I read an interesting book on card-counting. Apparently, casinos used to deal the deck all the way to the last card. When counting was first invented, some players were really cleaning up. The casinos tried altering the rules to counter this, but apparently their business fell off so much that they gave in and changed the rules back to the way they were before. (I don’t believe they have to get approval as to how they set the rules; after all, there are slight variations in rules between different casinos, so I’m sure it’s not standardized.) I’m thinking this was in the 1960s, but I might be remembering wrong. The casinos do have counter-measures now, but they are a little more subtle. They always re-shuffle before the end of the deck, and usually use multiple-deck shoes*. This makes card-counting extremely difficult for anyone who is not an expert. From what I understand, even an expert can only expect an advantage of a couple percentage points.

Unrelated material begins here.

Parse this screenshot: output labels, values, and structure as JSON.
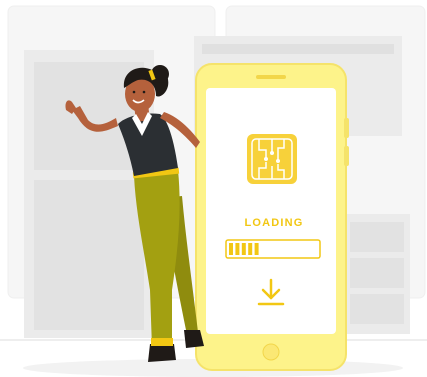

*If I’m not mistaken, the tables that offer single or 2-deck blackjack tweak the rules a little bit to compensate for counters. For example, double-down on 10 or 11 only, or split aces only once. The multi-deck tables will have slightly more liberal rules.
Yes, the casinos use lots of decks, and reshuffle them before the shoe gets too low, that effectively reduces the advantages of card-counting. That’s perfectly fine, IMO, since that’s a parameter of the game they wish to tweak.
Accusing someone of card-counting and/or “suggesting” a suspected counter of leaving a casino, on the other hand, is discriminatory.
The casinos are free to change the rules of the game such that card counting won’t work. They don’t do this because they LIKE to advertise that blackjack is a game of skill - they just don’t want anyone with skill playing the game.
Therefore, a grey market has evolved, in which casinos offer games that counters can beat, but which they then police well enough that the really good, high limit counters cannot take them for large amounts of money.
They could post rules against counting, but they never do, because this would break the fiction that blackjack is a game that ‘anyone can win’.
Card counting is not illegal, nor is it against the rules. Card counters follow the rules of the game scrupulously. Some types of counting exploits, such as mid-show entry, have been disallowed by the rules in some casinos.
The fact is, casinos like card counters. Most of them, anyway. Almost no casino will bar a counter who is betting $5 chips. They make very little profit (a few bucks an hour at most), and they’re great advertising. What the casinos fear are teams. A team with a big bankroll can beat a casino for hundreds of thousands of dollars. So the casinos focus on stopping counters in the big money games, and ignore the little guys.
There is absolutely, categorically nothing morally wrong with counting cards, so long as you stay within the posted rules of the game. In my opinion there IS something morally wrong with a casino advertising a game of skill, and then barring people who show that they actually have some. The casinos know this, and know that if they make too much noise they could suffer the same fate as casinos in Atlantic city which had their anti-counter politicies challenged in court. The casinos lost, and now it is illegal to bar counters in New Jersey. This was also bad for counters, because the casinos had to resort to the onl weapon they had left, which was to change the rules of the game to make counting much less profitable.